Не уверен, сколько точно проходит времени, прежде чем я добираюсь до туалета и стою у толчка, прислонившись головой к стене. И мне откровенно пофиг, куда там разлетаются желтые капли. Плитка на стене такая холодная и приятная, трусь о нее виском, не переставая, она утоляет боль. Правда, не навсегда. Едва отхожу к раковине, пошатываясь, меня накрывает новой волной мигрени. И в разы сильнее, настолько, что в зеркале мерещится, будто я в крови. А нет, не мерещится. Действительно в крови. Значит, еще и кровь размазал по лицу. Она свежая, густая и темная. Подставляю ладони под струйку воды и приблизительно понимаю, что мой дружок, наверное, теперь тоже запачкан в красное. Пофиг. Смываю следы носового кровотечения и наскоро утираюсь полотенцем. Опять мутит живот, и я, согнувшись, маленькими и медленными шажками иду по коридору.

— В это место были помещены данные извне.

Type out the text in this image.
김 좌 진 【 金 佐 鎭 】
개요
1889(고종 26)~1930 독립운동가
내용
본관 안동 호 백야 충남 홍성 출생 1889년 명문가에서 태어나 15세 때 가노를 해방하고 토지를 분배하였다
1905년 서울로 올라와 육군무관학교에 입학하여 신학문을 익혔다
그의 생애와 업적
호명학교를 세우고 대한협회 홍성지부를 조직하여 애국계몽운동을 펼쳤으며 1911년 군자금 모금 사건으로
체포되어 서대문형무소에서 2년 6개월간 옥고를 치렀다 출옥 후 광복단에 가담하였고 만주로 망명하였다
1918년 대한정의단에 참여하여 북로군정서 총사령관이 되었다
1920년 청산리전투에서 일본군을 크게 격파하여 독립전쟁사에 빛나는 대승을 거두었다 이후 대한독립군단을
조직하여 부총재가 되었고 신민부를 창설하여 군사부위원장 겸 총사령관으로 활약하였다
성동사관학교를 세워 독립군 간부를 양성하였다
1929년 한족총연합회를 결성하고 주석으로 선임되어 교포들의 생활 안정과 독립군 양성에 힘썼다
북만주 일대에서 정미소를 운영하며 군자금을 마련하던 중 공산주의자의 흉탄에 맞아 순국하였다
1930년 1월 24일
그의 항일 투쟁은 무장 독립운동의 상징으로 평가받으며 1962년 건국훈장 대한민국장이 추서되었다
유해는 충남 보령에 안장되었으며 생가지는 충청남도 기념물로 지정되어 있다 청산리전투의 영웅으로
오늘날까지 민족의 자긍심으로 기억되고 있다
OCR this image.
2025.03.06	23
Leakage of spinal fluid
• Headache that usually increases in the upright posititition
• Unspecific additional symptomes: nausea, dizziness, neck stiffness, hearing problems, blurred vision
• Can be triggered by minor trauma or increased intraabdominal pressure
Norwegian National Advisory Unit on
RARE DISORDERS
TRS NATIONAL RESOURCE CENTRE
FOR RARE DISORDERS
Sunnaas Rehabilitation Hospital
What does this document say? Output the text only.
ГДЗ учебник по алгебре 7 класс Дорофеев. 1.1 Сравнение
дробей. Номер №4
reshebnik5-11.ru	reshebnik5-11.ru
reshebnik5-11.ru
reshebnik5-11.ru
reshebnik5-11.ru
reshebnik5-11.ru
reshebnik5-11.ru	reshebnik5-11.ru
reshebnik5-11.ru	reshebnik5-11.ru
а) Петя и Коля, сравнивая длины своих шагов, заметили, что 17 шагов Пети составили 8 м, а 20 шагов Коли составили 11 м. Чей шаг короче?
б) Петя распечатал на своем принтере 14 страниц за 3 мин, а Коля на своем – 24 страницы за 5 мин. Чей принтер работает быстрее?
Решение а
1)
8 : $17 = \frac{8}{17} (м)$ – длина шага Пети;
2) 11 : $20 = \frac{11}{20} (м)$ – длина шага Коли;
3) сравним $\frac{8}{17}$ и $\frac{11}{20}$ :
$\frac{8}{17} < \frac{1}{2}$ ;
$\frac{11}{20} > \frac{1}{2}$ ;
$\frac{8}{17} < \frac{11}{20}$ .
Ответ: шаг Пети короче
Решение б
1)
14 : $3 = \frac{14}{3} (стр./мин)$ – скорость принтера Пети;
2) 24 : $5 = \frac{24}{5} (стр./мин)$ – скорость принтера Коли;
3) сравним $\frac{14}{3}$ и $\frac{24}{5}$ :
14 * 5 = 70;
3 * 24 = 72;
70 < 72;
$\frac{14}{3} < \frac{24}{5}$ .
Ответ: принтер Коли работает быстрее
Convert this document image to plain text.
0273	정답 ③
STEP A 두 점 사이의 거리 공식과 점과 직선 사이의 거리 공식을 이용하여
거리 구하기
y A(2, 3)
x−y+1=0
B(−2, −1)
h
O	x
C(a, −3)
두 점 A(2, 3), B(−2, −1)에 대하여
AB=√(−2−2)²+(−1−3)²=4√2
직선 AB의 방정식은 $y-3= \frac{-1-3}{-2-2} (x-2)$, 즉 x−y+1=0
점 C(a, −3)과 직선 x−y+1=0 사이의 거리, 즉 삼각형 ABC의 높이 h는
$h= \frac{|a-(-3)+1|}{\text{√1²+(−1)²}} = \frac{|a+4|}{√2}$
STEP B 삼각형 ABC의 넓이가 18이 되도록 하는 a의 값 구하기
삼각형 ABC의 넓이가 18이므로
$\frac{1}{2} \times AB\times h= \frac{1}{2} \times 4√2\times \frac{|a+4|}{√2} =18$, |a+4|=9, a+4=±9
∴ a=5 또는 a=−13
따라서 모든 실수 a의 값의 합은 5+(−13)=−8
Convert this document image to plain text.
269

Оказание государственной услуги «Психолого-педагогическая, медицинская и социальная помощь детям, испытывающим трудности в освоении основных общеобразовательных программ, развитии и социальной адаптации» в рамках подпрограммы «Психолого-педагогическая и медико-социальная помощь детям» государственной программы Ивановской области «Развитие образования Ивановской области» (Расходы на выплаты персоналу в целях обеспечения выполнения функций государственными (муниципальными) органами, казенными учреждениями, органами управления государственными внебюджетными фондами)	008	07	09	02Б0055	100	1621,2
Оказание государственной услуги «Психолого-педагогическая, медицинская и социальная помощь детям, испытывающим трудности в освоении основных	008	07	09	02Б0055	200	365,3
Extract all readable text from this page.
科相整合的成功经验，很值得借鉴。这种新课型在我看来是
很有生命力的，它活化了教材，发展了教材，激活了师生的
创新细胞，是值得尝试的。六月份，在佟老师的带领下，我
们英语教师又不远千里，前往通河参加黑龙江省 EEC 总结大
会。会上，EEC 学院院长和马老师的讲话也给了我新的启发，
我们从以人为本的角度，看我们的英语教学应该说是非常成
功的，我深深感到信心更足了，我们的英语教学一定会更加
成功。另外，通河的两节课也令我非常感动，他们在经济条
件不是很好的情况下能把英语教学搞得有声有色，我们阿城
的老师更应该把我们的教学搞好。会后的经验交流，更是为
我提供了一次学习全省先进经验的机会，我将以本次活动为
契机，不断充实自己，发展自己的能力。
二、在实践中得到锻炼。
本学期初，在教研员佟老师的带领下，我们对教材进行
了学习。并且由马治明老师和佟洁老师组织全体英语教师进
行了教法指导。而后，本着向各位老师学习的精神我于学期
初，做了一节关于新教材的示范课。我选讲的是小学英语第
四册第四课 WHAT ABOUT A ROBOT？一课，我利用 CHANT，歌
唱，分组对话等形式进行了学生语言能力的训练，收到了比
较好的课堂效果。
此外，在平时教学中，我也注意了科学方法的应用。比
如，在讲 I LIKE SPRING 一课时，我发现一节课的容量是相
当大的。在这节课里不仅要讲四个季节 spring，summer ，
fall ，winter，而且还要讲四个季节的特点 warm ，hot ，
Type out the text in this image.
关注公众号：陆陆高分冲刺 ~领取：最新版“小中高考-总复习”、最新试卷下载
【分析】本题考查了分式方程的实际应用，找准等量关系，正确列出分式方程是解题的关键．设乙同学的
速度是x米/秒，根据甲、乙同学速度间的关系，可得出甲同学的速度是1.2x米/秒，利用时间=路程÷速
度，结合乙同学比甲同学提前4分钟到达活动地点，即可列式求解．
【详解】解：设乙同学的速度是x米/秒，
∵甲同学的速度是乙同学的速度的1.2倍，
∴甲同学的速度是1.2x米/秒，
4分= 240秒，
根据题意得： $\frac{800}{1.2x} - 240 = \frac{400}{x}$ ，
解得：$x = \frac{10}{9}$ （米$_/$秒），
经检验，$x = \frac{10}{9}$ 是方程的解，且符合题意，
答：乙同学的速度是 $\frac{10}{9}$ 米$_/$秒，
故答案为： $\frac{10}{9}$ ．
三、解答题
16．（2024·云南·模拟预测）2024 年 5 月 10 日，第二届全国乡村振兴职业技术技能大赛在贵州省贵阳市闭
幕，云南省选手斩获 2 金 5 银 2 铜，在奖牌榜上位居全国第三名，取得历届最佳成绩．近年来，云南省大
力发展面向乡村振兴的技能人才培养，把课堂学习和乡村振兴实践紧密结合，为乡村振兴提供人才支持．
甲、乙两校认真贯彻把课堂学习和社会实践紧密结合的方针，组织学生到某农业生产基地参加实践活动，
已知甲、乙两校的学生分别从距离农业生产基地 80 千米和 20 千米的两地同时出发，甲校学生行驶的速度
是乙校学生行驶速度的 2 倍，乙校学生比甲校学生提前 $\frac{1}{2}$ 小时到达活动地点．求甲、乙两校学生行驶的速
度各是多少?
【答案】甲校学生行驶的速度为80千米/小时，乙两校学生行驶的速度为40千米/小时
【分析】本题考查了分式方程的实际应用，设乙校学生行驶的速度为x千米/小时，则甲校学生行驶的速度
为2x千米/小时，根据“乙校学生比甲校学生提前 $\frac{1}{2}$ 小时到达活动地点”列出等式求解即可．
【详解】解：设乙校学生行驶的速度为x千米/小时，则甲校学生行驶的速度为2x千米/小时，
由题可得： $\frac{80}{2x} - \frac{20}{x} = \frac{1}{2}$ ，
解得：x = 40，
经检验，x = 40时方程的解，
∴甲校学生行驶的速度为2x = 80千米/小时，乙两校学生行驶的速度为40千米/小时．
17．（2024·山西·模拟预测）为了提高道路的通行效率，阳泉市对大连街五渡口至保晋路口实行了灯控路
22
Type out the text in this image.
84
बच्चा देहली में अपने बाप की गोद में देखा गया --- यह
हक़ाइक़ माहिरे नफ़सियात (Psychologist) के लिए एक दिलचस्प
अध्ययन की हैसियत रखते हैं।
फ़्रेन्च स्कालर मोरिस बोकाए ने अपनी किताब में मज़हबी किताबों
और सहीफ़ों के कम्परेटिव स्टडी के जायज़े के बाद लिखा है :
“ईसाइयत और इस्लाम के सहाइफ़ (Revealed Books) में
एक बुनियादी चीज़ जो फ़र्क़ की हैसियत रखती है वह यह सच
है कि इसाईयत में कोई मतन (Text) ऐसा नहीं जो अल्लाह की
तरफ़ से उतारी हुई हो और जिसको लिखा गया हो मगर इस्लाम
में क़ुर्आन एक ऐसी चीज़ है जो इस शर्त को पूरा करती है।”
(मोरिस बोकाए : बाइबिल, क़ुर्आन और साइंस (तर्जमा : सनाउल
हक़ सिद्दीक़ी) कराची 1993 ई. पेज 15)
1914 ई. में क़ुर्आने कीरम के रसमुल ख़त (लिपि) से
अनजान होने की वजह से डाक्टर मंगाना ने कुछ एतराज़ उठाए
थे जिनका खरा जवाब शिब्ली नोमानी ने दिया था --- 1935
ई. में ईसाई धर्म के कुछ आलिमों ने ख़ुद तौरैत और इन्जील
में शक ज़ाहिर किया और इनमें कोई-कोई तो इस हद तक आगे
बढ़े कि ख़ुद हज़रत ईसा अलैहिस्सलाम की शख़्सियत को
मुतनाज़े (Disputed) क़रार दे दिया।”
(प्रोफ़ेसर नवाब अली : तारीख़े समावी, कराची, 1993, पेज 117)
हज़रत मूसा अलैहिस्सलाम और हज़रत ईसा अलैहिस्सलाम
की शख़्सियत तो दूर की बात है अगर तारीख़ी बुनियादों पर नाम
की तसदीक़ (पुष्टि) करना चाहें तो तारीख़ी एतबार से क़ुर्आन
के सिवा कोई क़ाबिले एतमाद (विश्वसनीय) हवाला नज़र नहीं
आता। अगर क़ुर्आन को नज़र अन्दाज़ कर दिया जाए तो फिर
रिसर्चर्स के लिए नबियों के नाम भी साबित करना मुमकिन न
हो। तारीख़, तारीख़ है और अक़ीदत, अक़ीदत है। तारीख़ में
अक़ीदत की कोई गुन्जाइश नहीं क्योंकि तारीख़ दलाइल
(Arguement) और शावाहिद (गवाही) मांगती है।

Теперь мне холодно, озноб проходится по шее и голым ступням. Осматриваю себя. Хвала небесам – я в штанах и футболке, хоть что-то остается неизменным! Сколько бы раз ни просыпался с бодуна, всегда остаюсь в одежде. Счастливый собственным открытием вваливаюсь в комнату, где светло. Щурюсь от солнца, пробирающегося через открытые шторы, делаю два шага и бревном падаю в кровать.
– Ебанина, – протягиваю я и закрываю глаза.
– Слава! – возмущается Ника, – это я по голосу слышу. Она хлопает крышкой ноутбука. – Вообще-то у меня семинар онлайн! Я отвечаю доклад!
– Че онлайн? Заболела?
– Универ на ремонт закрыли, на месяц, мы на дистанционке. Я ж тебе говорила!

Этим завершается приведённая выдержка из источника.